The counties are Mason, Lake, Oceana, Newaygo, Muskegon, Ottawa, Kent, Allegan, Barry, Van Buren, Kalamazoo, Calhoun, Jackson, Lenawee, Hillsdale, Branch, St. Joseph, Cass and Berrien.

“The idea is, many of those counties are medically underserved and in health care provider shortage areas,” said Brennan.

“We are looking at different (students who are) disadvantaged and underserved by their ethnicity but also students who are identified as first-generation college students.”

While the specific criteria haven’t been identified yet, Brennan said eligible students must be high-achievers with a good grade point average and good scores on the SAT or ACT.

“The program is looking to build the health care workforce, especially in a primary care setting, and to create an environment that fosters academic success for these students,” said Brennan.

The program is expected to begin with a cohort of approximately 20 newly graduated high school students in summer 2017. The students will be housed in dorms on the WMU campus and will be enrolled in two summer semesters of classes. Upon completing the summer program, the students will enter their freshman year of college.

Brennan said the program includes both general education and specialty courses from WMU’s College of Health and Human Services to introduce the students to various study areas, such as growth development and aging, introduction to health disciplines, and introduction to communication sciences and disorders.

Although the cost burden for each student is around $10,000, Brennan indicated WMU and the Western Regional AHEC have fundraising plans to secure the necessary funds to send the cohort of 20 students through the program for free.

“There is a big cost to send the students, but there will be no cost given onto the students,” said Brennan.

“It is a really unique program for Michigan, and it is just a wonderful opportunity to reach the counties in West Michigan … where students wouldn’t always think about attending a four-year university. Providing 12 credits to kids free of cost is a great concept; it is a wonderful thing to be giving them the opportunity to do so,” added Brennan.

The plans for the program were discussed during last week’s breakfast event at the WMU-Grand Rapids East Beltline campus. The Western Regional AHEC’s advisory board addressed the need for the WMU summer program, and Dr. Earlie Washington, dean of the WMU’s College of Health and Human Services, was the keynote speaker.

“Dean Earlie Washington participated in a similar program when she was in high school,” said Brennan. “It allowed her to advance to where she is today, and she wants to provide that opportunity to other students in West Michigan.”

The nonprofit envisions strengthening the primary care workforce in medically underserved and health care provider shortage areas, and does so by improving “supply and distribution” of professionals through community and academic educational collaboration. It is one of five regional centers in Michigan, which are hosted by sub-contractors such as Western Michigan University.
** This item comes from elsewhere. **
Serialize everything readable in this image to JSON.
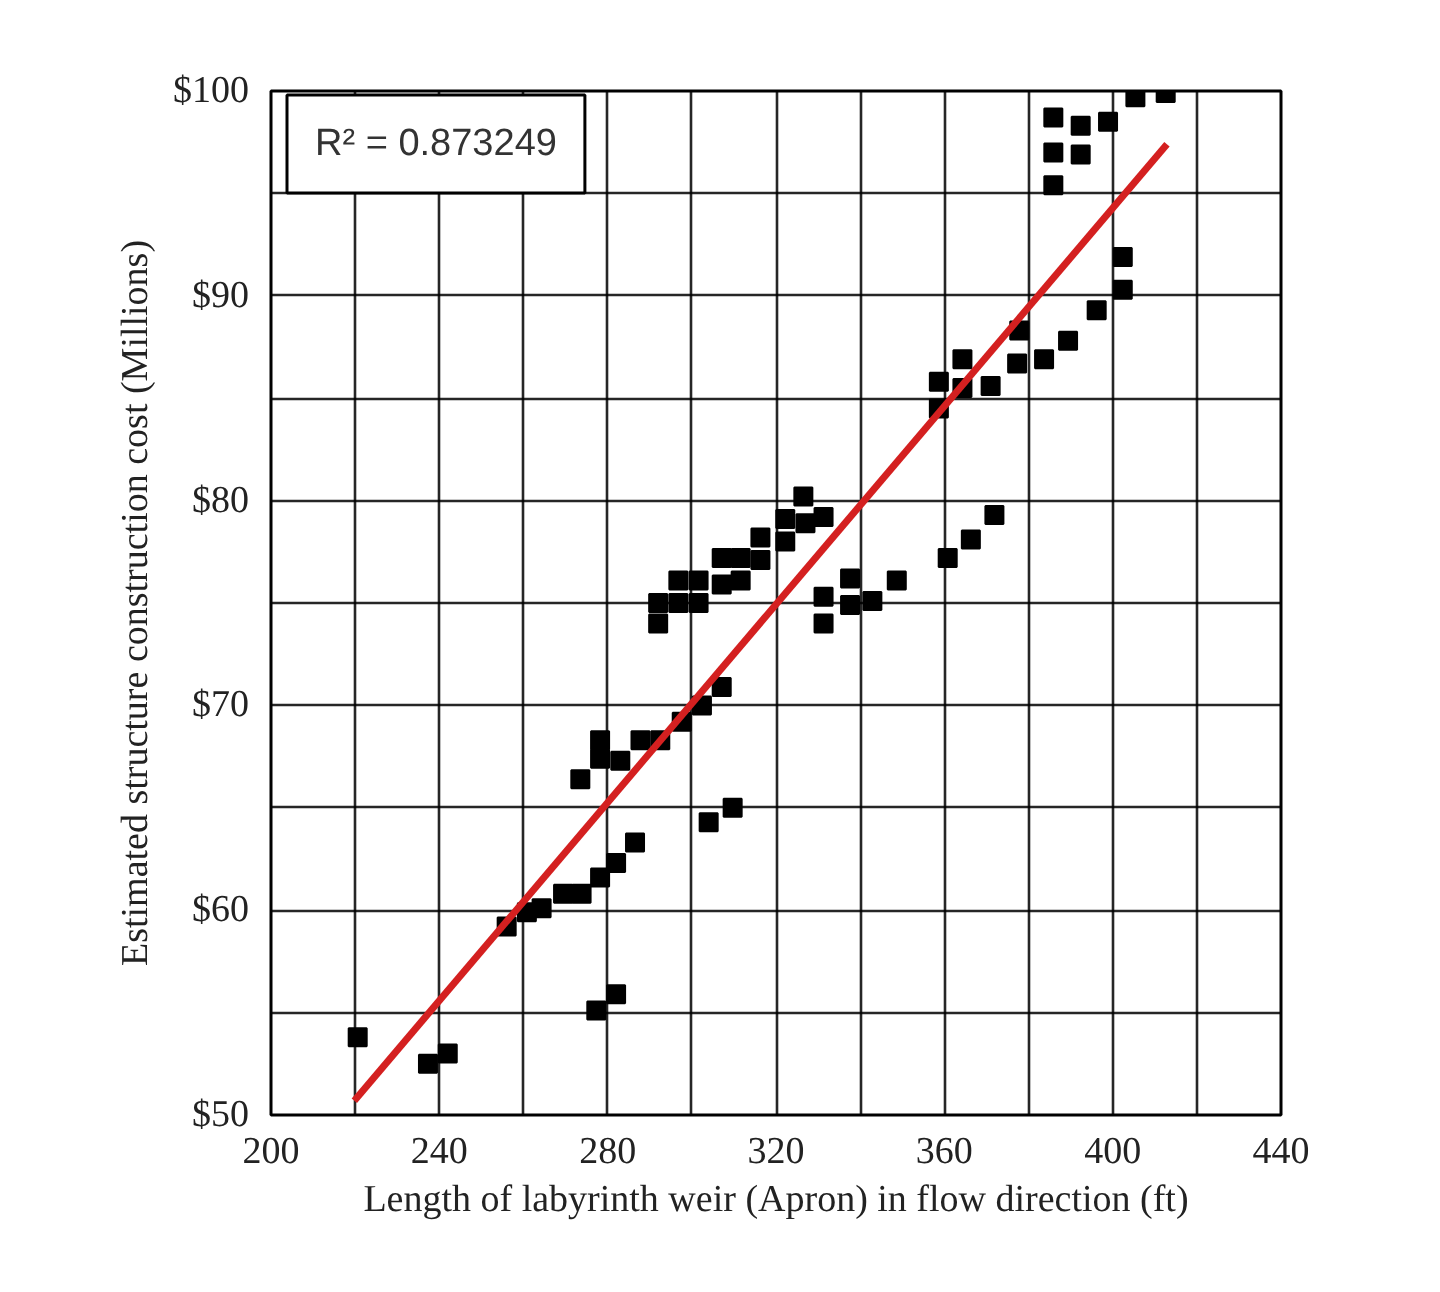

Brennan said while Congress passed legislature in 1971 to develop Area Health Education Centers, Michigan didn’t launch its program until 2010. Funding through the Health Resources Services Administration supports the Michigan-wide program.

“Michigan is very late to the game to develop statewide coverage for Area Health Education Centers. Our western center opened in 2013 and is hosted by Western Michigan University’s College of Health and Human Services … (which) provides funding to our center and our Michigan program office,” Brennan said.

Brennan said the summer program ties in nicely with the mission of both organizations.

“It addresses the need of increasing the size and diversity of the primary care workforce, and our center represents the disadvantaged, underserved areas … and, of course, the College of Health and Human Services looks to enroll students into post-secondary education to become health care providers, or health and human service providers,” said Brennan.